Marcio Astrini afirma que país precisa de plano nacional para eventos extremos.
Em meio às pessoas resgatadas de áreas isoladas que chegam de bote a Porto Alegre há até crianças pequenas que aparecem sem o pai e nem a mãe. Esse é um exemplo duro de como a tragédia climática no sul do país continua produzindo relatos e imagens fortes, inclusive de um alagamento que não parece ceder porque escorre lentamente. E nos lugares onde a água baixou, como em bairros de Cruzeiro do Sul, o que emergiu foi um amontoado de destroços do que até semana passada eram casas, mercados, igreja e escolas.
Equipes de resgate e voluntários têm trabalhado até de madrugada em busca de moradores. Na capital, mais de 85% das pessoas estão sem água. Para evitar o desabastecimento de insumos em hospitais e centros médicos, a secretaria de Saúde está monitorando, em relatórios diários, o uso de oxigênio e remédios.
Em Brasília, o esforço é para assegurar condições legislativas e jurídicas de socorro ao estado. O secretário-executivo do Observatório do Clima, Marcio Astrini, disse à RFI que, além do trabalho de salvamento e reconstrução, a enchente histórica e destruidora a que assistimos hoje deve nos impelir também a abraçar de vez a questão ambiental, sob o risco de ser tarde demais.
“Todo esse debate de clima, meio ambiente, que antes a gente acompanhava por relatórios, por estudos, pelas conferências da ONU para ver o que ia acontecer, agora basta abrir a janela de casa ou olhar pela televisão, porque as mudanças climáticas estão na nossa frente, no nosso dia a dia. Isso já é realidade. E o que estamos vendo no Rio Grande do Sul nos mostra exatamente que o nosso tempo está acabando”, ressalta Astrini.

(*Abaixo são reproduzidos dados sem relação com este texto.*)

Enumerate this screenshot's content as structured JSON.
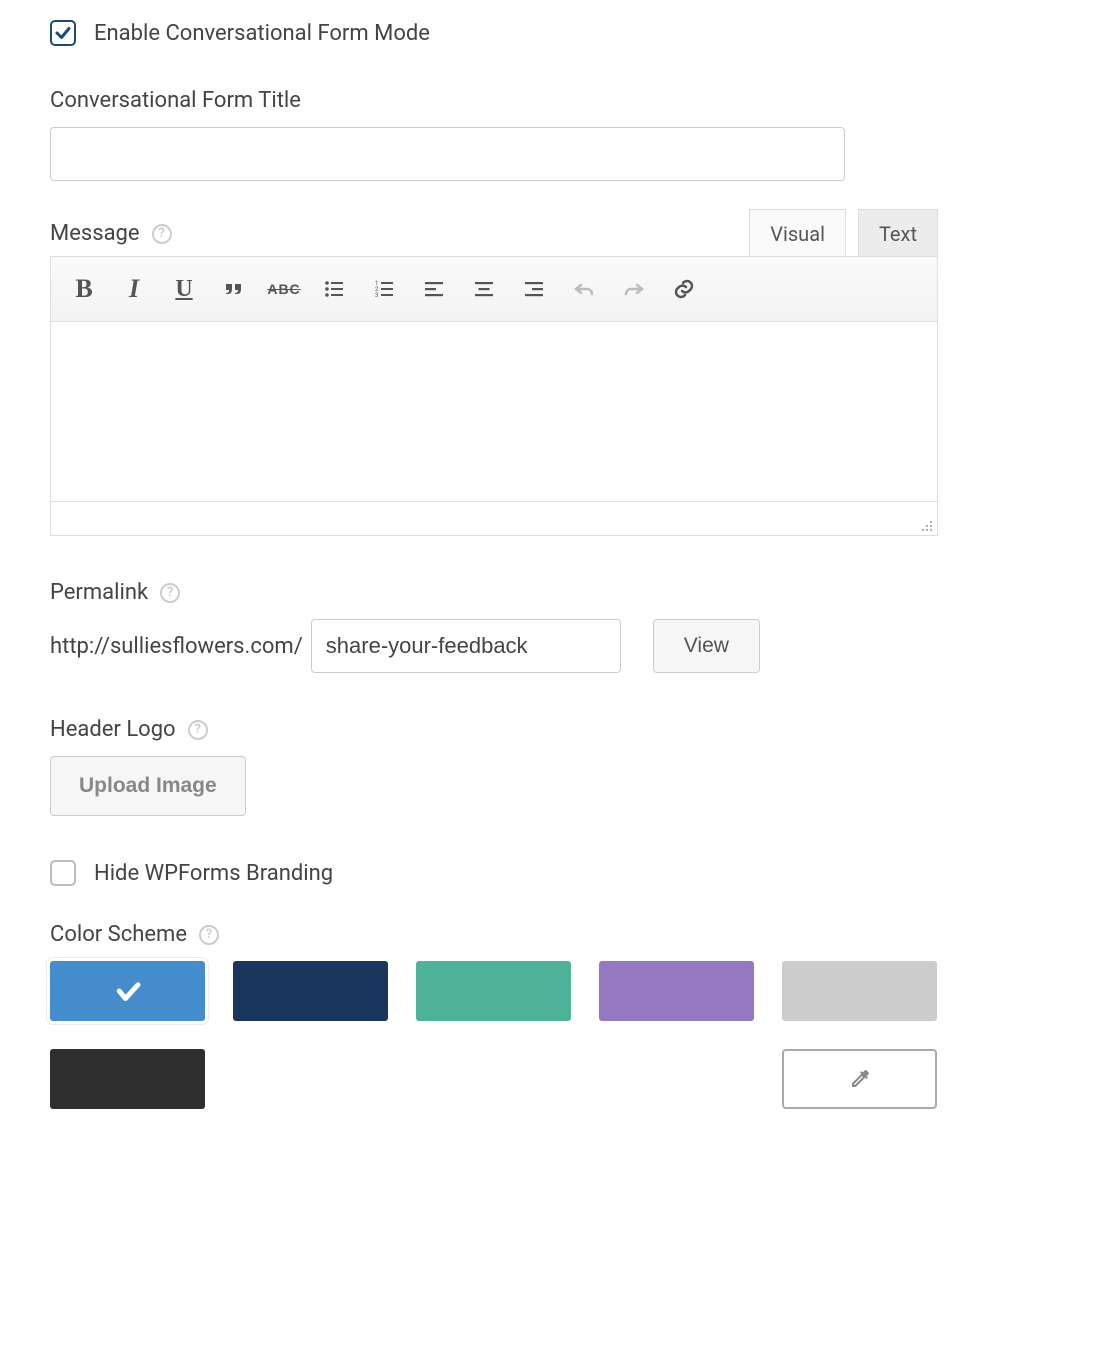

O especialista também defende a necessidade de o país contar com um programa nacional que disponha de recursos, monitoramento e medidas efetivas para lidar com eventos extremos, que já fazem parte do dia a dia do planeta. “A gente precisa urgentemente ter um plano nacional de adaptação com recursos em caixa e que olhe principalmente para as populações mais pobres. A hora de agir é agora, acabando com o desmatamento, diminuindo a emissão de poluentes. Isso é urgente pois o cenário pode piorar”.
A previsão não é animadora e a região mais ao sul do estado deve sofrer com chuvas previstas para este início de semana e também com a água que começa a escoar da região metropolitana. Uma reunião virtual de vários prefeitos com autoridades do estado alertou para o risco de grandes inundações.
“O alerta agora é para a região sul do estado, para os municípios que estão na região da Lagoa dos Patos. A água que está aqui causando todo esse transtorno na região metropolitana vai descendo em direção ao mar e, a depender da direção do vento, vai escoar de forma mais rápida ou lenta. De qualquer jeito vai subir muito o nível da lagoa, o que vai trazer muitos transtornos aos municípios. Além disso está chovendo na região sul”, alertou o governador do Rio Grande do Sul, Eduardo Leite (PSDB).
Num vídeo publicado nas redes sociais, o chefe do Executivo estadual fez um apelo para que autoridades locais e moradores acreditem nas previsões e ajam para reduzir os impactos. “Por favor, pessoal, acredite nos alertas e nos ajudem para que a gente possa salvar vidas.”
A declaração evidencia um dos maiores entraves na compreensão da importância da preservação ambiental como armadura contra eventos extremos.
“É uma tragédia terrível, mas é uma tragédia que em boa parte é alimentada e plantada todos os dias por essas pessoas que negam as mudanças climáticas e que promovem uma enxurrada desinformação, de fake news e de negacionismo. O ex-presidente foi um exemplo disso e até hoje o discurso dele nega a questão das mudanças climáticas. E como ele há vários políticos, parlamentares, inclusive do Rio Grande do Sul, que insistem no discurso negacionista”, disse o representante do Observatório do Clima.